On the Western front, there are press reports of the largest tank battles to date in two areas of Kashmir. According to a reliable [less than 1 line of source text not declassified] source, Mrs. Gandhiʼs staff as of Thursday was still saying that, as soon as the situation in the East is settled, India will launch a major offensive against West Pakistan and hope that all major fighting will be over by the end of the month. This, of course, was before Acting Secretary Irwin made his strong démarche to Ambassador Jha late Thursday4 concerning Indiaʼs intentions toward West Pakistan. At the same time, it is worth noting that the British also have been pressing the Indians for a statement that their war aims do not include Pak-held Kashmir but so far with no success. Reports are now being circulated in Delhi by the governmentʼs Press Information Bureau that the U.S. Seventh Fleet is moving toward the Bay of Bengal.

The Soviets show no sign of slackening their support for India. There are unconfirmed reports that a Soviet military team will soon be visiting New Delhi. Potentially more significant is a current trip to Moscow by D.P. Dhar, the negotiator of the friendship treaty and former Indian Ambassador to Moscow who is known to be very close to Mrs. Gandhi. Dhar could be going to sound out the Soviets on Indiaʼs intentions toward West Pakistan. Finally there is an unconfirmed [Page 766] Indian report that units of the Soviet Mediterranean Fleet have been ordered to move to the Indian Ocean and Bay of Bengal, although even if true it would take some time for them to sail around the tip of Africa.

[Omitted here are summary reports on foreign policy issues unrelated to South Asia.]

Soviet Combatants Possibly En Route to Indian Ocean: Soviet ships equipped with surface-to-surface missiles may be en route to augment the Indian Ocean Squadron. A guided-missile light cruiser, a diesel-powered cruise-missile submarine, and a naval oiler left the Sea of Japan via Tsushima Strait yesterday and may be bound for the Indian Ocean. The cruiser and submarine together carry a total of 20 SS–N–s cruise missiles.5

Sixteen Soviet naval units are now in the Indian Ocean area, including three space support ships. Communications intelligence indicates that most of the ships are near Ceylon and Socotra, although one space-related unit may be monitoring British naval units in the Arabian Sea. However, of the sixteen ships less than half are combatants.

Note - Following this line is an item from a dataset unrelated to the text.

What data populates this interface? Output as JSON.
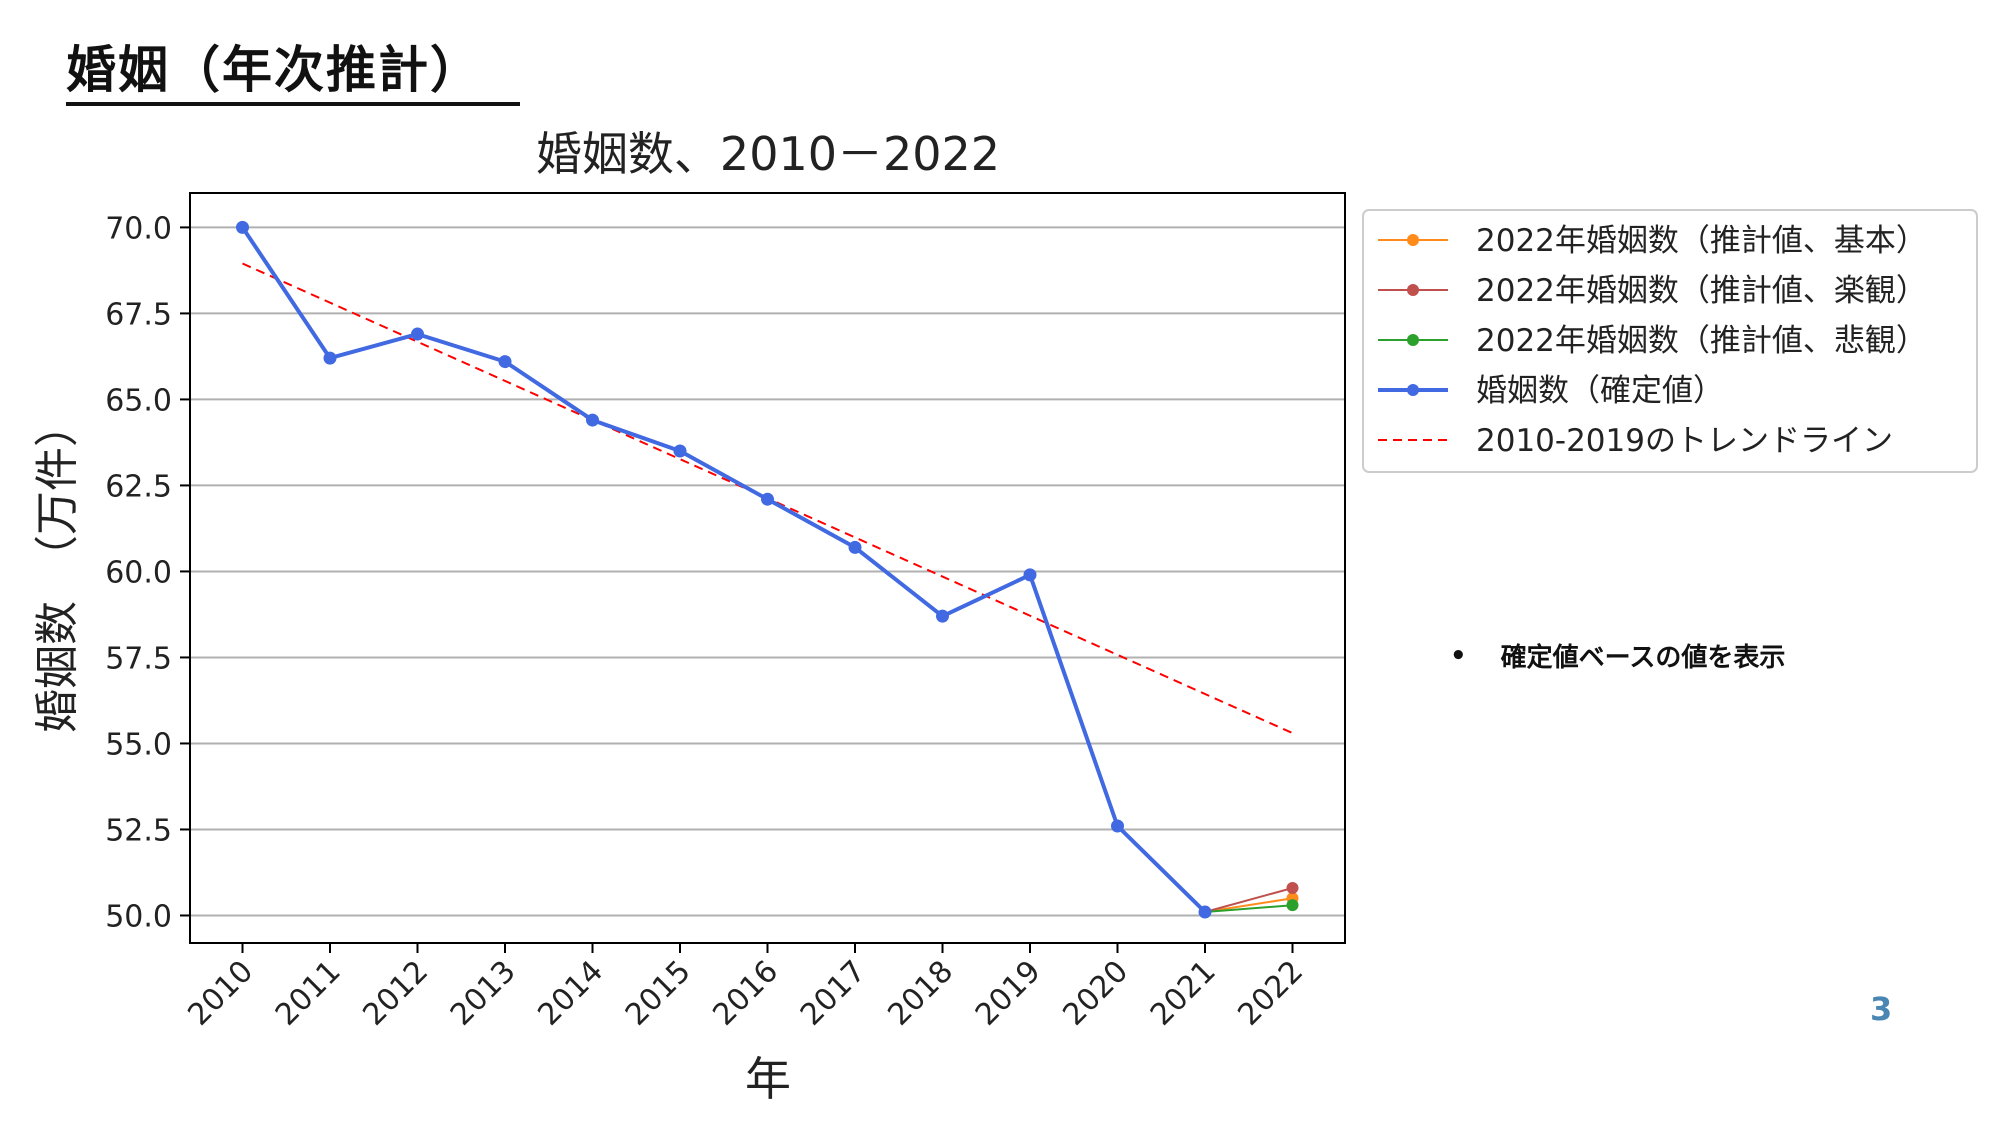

[Omitted here is a summary report on a foreign policy issue unrelated to South Asia.]

  1. Source: National Archives, Nixon Presidential Materials, NSC Files, Box 37, Presidentʼs Daily Briefs, Dec 1–Dec 16, 1971. Top Secret; Sensitive; Codeword. A stamp on the memorandum indicates that the President saw it.
  2. See footnote 3, Document 263.
  3. President Nixon highlighted this paragraph and wrote: “K—Did we get caught on this too? We may look foolish with the Soviet[s] by claiming we helped to get the Paks to move in this direction.”
  4. December 9; See Document 262.
  5. The President added another marginal note here that reads: “K—a reaction to our move?”